A GLIMPSE INTO MY THERAPY SESSIONS WITH CHILDREN
Children learn through stories. We must connect with them in ways that they understand and feel comfortable with. During sessions, children appreciate hearing about other kids their age going through a similar situation; this validates and normalizes their sadness, anger, and/or fears. A child closely listens to what has worked for other kids, as well as what they detest or appreciate the most. If a child is sad, acting out, or quiet, he or she is learning to adjust to a life not yet familiar.
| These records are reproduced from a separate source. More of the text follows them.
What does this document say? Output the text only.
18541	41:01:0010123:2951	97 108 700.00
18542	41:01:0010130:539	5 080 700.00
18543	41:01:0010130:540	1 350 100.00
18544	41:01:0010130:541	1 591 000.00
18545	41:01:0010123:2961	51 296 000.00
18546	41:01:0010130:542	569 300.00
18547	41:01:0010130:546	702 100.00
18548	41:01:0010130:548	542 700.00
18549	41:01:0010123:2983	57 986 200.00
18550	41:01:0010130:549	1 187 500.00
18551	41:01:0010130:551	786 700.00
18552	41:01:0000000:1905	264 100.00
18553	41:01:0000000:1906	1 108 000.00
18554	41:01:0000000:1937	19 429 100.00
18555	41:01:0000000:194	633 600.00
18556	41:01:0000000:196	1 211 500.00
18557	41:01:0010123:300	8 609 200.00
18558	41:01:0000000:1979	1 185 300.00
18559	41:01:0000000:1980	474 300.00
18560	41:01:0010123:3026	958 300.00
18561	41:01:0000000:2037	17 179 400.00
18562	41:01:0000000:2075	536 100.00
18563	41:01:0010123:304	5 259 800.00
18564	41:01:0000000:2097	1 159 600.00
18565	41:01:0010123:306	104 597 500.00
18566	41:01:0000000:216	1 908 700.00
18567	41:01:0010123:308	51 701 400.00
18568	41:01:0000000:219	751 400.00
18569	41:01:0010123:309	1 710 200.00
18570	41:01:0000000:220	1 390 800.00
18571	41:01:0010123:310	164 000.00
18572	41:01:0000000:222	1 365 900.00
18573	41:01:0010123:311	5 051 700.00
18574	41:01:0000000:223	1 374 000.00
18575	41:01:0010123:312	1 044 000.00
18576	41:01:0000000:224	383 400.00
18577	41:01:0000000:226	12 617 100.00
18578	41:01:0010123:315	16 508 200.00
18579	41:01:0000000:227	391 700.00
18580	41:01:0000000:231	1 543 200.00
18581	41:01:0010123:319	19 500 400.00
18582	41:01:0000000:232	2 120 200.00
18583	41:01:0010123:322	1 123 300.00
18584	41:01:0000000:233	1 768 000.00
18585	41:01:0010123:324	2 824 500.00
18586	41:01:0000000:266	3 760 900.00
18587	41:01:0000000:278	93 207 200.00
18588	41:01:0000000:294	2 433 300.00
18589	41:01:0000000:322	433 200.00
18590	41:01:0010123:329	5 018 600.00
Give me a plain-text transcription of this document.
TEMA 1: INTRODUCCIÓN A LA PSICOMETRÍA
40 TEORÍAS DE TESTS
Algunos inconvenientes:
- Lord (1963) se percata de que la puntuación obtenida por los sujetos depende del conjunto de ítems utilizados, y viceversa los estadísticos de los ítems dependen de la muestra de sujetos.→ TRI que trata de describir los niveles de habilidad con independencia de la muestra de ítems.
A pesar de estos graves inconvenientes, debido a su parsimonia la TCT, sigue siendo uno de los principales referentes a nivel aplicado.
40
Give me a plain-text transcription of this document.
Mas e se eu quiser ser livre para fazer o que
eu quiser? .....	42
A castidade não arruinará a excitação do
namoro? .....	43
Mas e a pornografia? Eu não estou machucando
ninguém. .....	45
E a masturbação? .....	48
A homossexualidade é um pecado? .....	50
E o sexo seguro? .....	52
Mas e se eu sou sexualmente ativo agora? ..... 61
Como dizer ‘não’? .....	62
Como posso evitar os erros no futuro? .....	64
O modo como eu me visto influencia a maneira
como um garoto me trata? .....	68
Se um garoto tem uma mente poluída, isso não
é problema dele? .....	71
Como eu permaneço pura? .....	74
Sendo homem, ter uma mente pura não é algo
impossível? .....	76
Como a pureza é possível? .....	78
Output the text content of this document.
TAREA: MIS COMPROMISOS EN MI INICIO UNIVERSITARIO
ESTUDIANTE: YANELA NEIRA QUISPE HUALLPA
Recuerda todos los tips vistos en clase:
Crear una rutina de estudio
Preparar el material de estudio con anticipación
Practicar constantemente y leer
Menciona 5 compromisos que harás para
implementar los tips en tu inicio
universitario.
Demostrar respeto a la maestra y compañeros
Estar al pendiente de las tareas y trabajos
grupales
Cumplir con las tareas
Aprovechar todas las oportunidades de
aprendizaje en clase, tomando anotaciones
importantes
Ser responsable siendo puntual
And, since we are unable to give them what they perhaps would love the most—their parents to get back together—we can, without a doubt, create an environment where the child’s feelings are acknowledged and respected.
I encourage children to express what they wish their parents knew about how they are feeling during the parents’ divorce. At times, children ask for me to share with the parents how difficult it is for them to hear and witness how parents express themselves about each other. In almost every case, the sessions will include meeting specifically with the parents (either together or individually) and the conversation will revolve around understanding the children’s emotions and behavior. Many times, we forget children’s comprehension and coping skills are different than ours and, therefore, they should not be expected to understand conversations or topics that should be solely kept between the adults. Although there might not be an absolute way to shield our children’s hearts during a divorce, through reassurance, support, age appropriate conversations, and patience, each child will slowly learn to successfully adjust to their new world. This, as the parents and the adults, is our mission.